O longo caminho para a transformação cultural
Para uma democracia funcionar bem não basta ter instituições sólidas, com regras bem definidas – há a necessidade de que a cultura política e de participação estejam desenvolvidas, a fim de evitar que decisões equivocadas minem o ambiente institucional.
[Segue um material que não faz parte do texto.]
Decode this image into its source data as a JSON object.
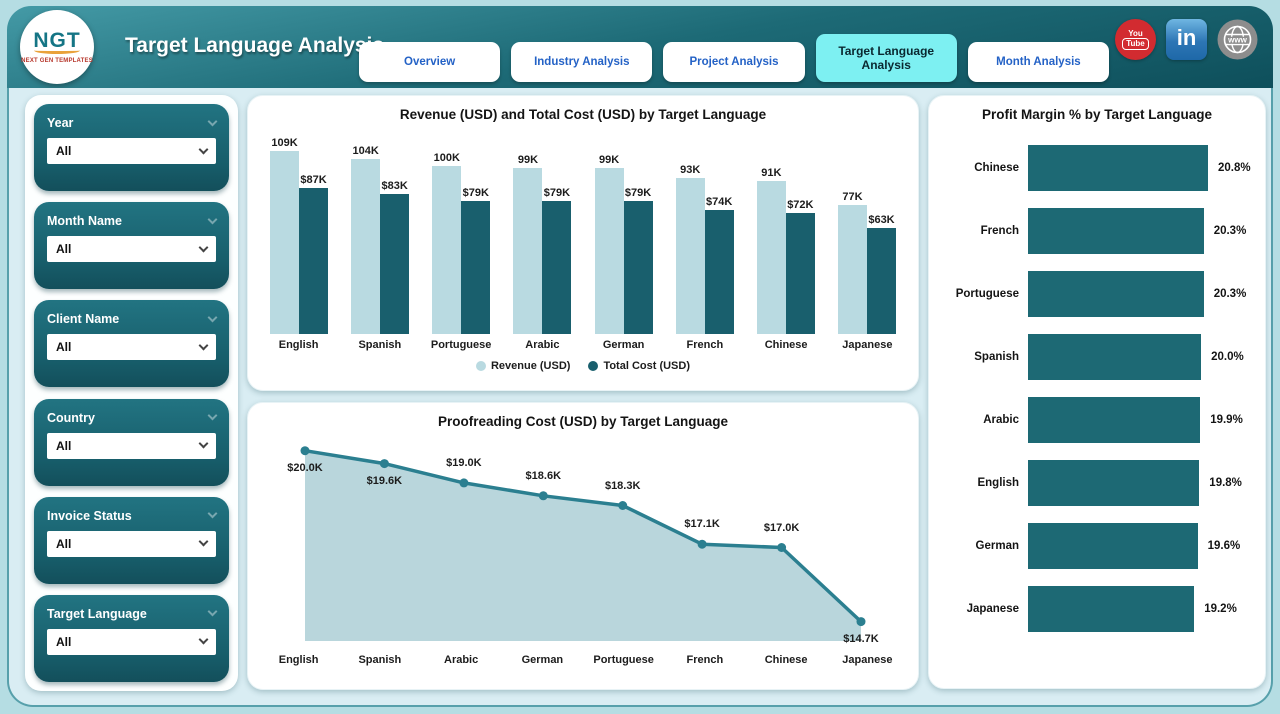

O ponto central da questão é que mudanças culturais são longas e demoradas. “Elas não acontecem de uma hora para outra”, explica Fernando Belmonte Archetti, pesquisador do Instituto Atuação. “Em alguns momentos críticos mudanças de cultura podem acontecer de forma rápida e em grandes proporções, mas isso é raro.”
Archetti avalia que o momento que o Brasil pode estar vivendo o seu momento crítico e que a transformação cultural pode ser acelerada. “Mas em geral isso ocorre lentamente, começando por formadores de opinião e depois se multiplicando junto a públicos maiores. Primeiro ocorre a disseminação de opiniões e comportamentos em pequenos grupos, até se consolidar em padrões culturais.”
Mesmo que as alterações na cultura política demorem a se consolidar, sempre há o que fazer desde já. Segundo Fabro Steibel, diretor executivo do Instituto de Tecnologia e Sociedade, a fim de ampliar o espaço de debate democrático é preciso compartilhar ideias e debatê-las. “Nas redes sociais é preciso dar relevância para informação verdadeira. Compartilhar conversas, não estimular rupturas.” Steibel enfatiza a importância de, numa democracia, se buscar o consenso e evitar o radicalismo. “Hoje as decisões partem de posições extremadas, o que cria dificuldade para se chegar a consensos.”
Diário de dias ruins
A semana que passou trouxe uma série de eventos preocupantes de desrespeito às regras legais e institucionais do país
Dia 5 – Em caráter provisório, o ministro Marco Aurélio Mello, do STF, afasta Renan Calheiros da Presidência do Senado.
Problema: A decisão é questionável por não haver extrema urgência ou perigo de grave lesão para a concessão de liminar. Mello a fundamentou em julgamento ainda não concluído, no qual a maioria do STF se manifestou com o entendimento de proibir a permanência de réu na linha sucessória da presidência da República. Além disso, Renan Calheiros está em fim de mandato na Presidência do Senado e é remota a chance dele assumir a Presidência da República.
Dia 5 – Renan se recusa a assinar notificação de afastamento.
Problema: O senador vai para o enfrentamento, em desrespeito à ordem judicial – comportamento avesso ao que se espera de um dirigente de poder. Por mais que a decisão fosse injusta, jamais caberia a Calheiros a decisão de a desobedecer. O correto seria aguardar o julgamento do recurso.
Dia 6 – A Mesa do Senado se recusa a afastar Renan Calheiros da presidência da casa legislativa.
Problema: Os integrantes da Mesa desobedecem a decisão judicial que pede o afastamento de Renan Calheiros, em mais um episódio de embate entre Legislativo e Judiciário. Mais uma vez, por mais que se entendesse que a liminar estava equivocada, jamais a Mesa do Senado poderia recusar de cumpri-la. Além de violar de forma grave a ordem constitucional transmite a mensagem para a sociedade de que políticos eleitos estão acima da lei.
Dia 7 – Por seis votos a três, o STF mantém Renan na chefia do Senado. O episódio é visto como uma vitória de Renan Calheiros. Para parte da opinião pública, independentemente de erro ou acerto da decisão do pleno do Supremo, a corte sai com a imagem arranhada.
Dia 8 – Em contradição com o próprio comportamento, e após vencer a queda de braço no STF, Renan afirma que decisão judicial é para se cumprir.